The majority of families felt confident using the report to explain their child’s urGS result to someone else, such as family and friends (n = 32/39, 82%), and explaining to other family members whether they have a chance of being affected themselves and/or having a child with the same condition (n = 32/38, 84%). Most families who did not feel confident explaining the recurrence risk did not receive a diagnosis for their child and therefore did not have a reported recurrence risk (n = 5/6, 83%). Approximately half of the families planning or potentially planning more children felt the report had enough information for family planning (n = 12/23, 52%). Most families who felt the report did not have enough information for family planning did not receive a diagnosis for their child and therefore did not have a reported recurrence risk (n = 10/11, 91%), with the one remaining respondent who did have a recurrence risk expressing a desire for the report to “outline all options for future family planning”.

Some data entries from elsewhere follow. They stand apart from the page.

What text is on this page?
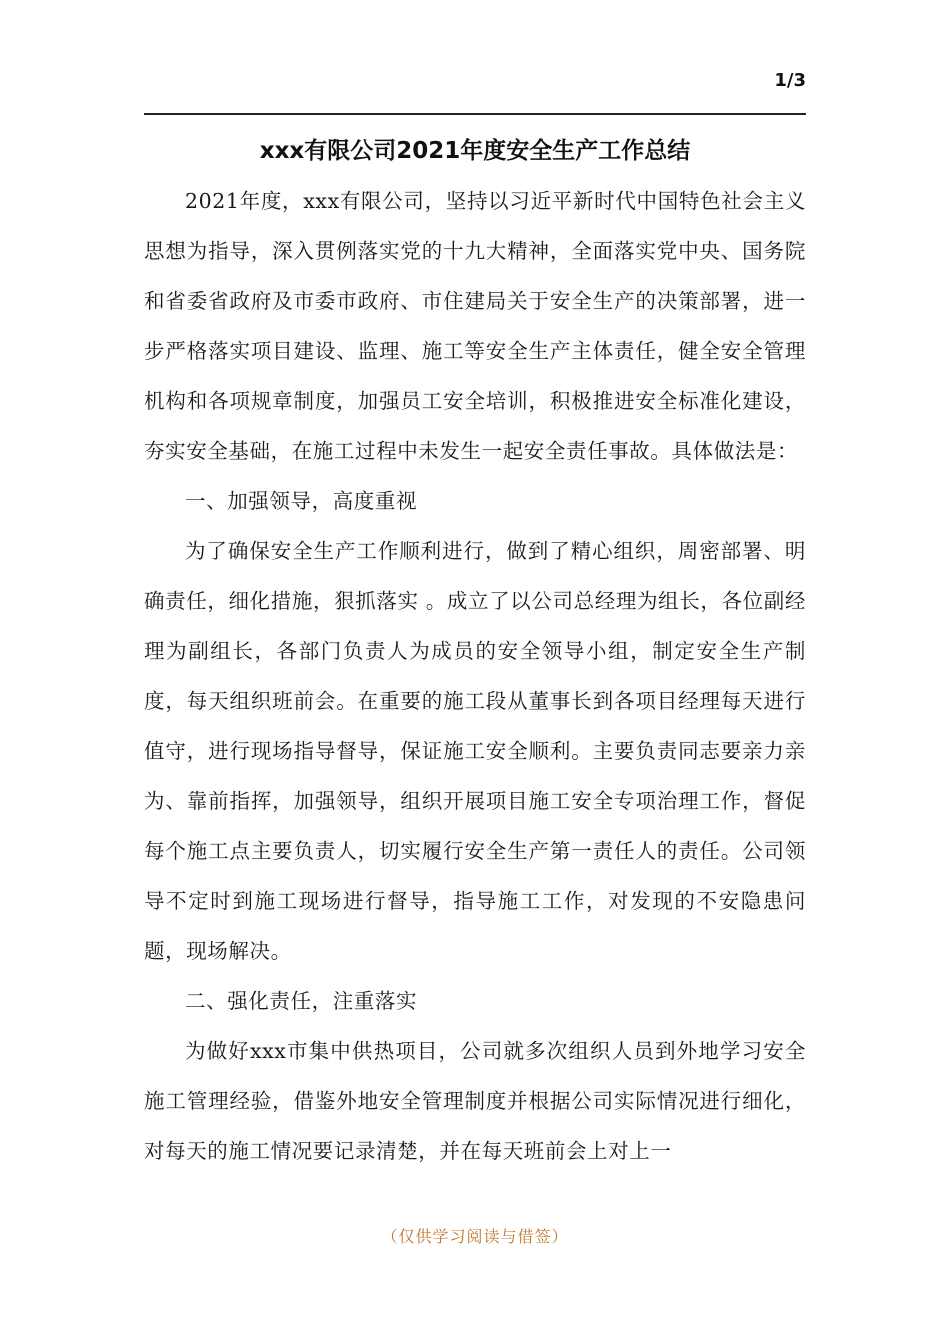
1/3
xxx有限公司2021年度安全生产工作总结

2021年度，xxx有限公司，坚持以习近平新时代中国特色社会主义思想为指导，深入贯例落实党的十九大精神，全面落实党中央、国务院和省委省政府及市委市政府、市住建局关于安全生产的决策部署，进一步严格落实项目建设、监理、施工等安全生产主体责任，健全安全管理机构和各项规章制度，加强员工安全培训，积极推进安全标准化建设，夯实安全基础，在施工过程中未发生一起安全责任事故。具体做法是：

一、加强领导，高度重视

为了确保安全生产工作顺利进行，做到了精心组织，周密部署、明确责任，细化措施，狠抓落实 。成立了以公司总经理为组长，各位副经理为副组长，各部门负责人为成员的安全领导小组，制定安全生产制度，每天组织班前会。在重要的施工段从董事长到各项目经理每天进行值守，进行现场指导督导，保证施工安全顺利。主要负责同志要亲力亲为、靠前指挥，加强领导，组织开展项目施工安全专项治理工作，督促每个施工点主要负责人，切实履行安全生产第一责任人的责任。公司领导不定时到施工现场进行督导，指导施工工作，对发现的不安隐患问题，现场解决。

二、强化责任，注重落实

为做好xxx市集中供热项目，公司就多次组织人员到外地学习安全施工管理经验，借鉴外地安全管理制度并根据公司实际情况进行细化，对每天的施工情况要记录清楚，并在每天班前会上对上一

（仅供学习阅读与借签）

Many families (n = 25/40, 63%) shared their report with health professionals (n = 17/25, 68%) (e.g., primary care physicians, medical specialists, nurses, and allied health professionals), and/or family members (n = 18/25, 72%) (e.g., siblings, parents, aunts, uncles, and cousins), and/or friends (n = 9/25, 36%). Two respondents, both of whom received a diagnosis for their child, stated they shared their report with over 50 friends in addition to their extended families, with one commenting, “We appreciated the extended medical report as well, and having that option was good for us. We shared the family report extensively with our friends and family who we have been updating on our child’s condition. They are from diverse backgrounds and those who engaged with the report were generally understanding of its content”. Clinicians (n = 16/53, 30%) also reported distributing the reports, predominantly to specialist medical teams, social workers, and/or primary care physicians involved in the child’s care, with several commenting on the potential utility for health professionals without genetic specialty training, and usefulness of adding the family report to medical records (Table 1).

Eight clinicians (15%) reported adapting and using the report templates in other settings, including the return of genomic testing results for outpatients, inpatients, and/or research participants. Some clinicians also stated they are requesting their local laboratories and/or clinical genetics services to adopt similar family reports more broadly (Table 1).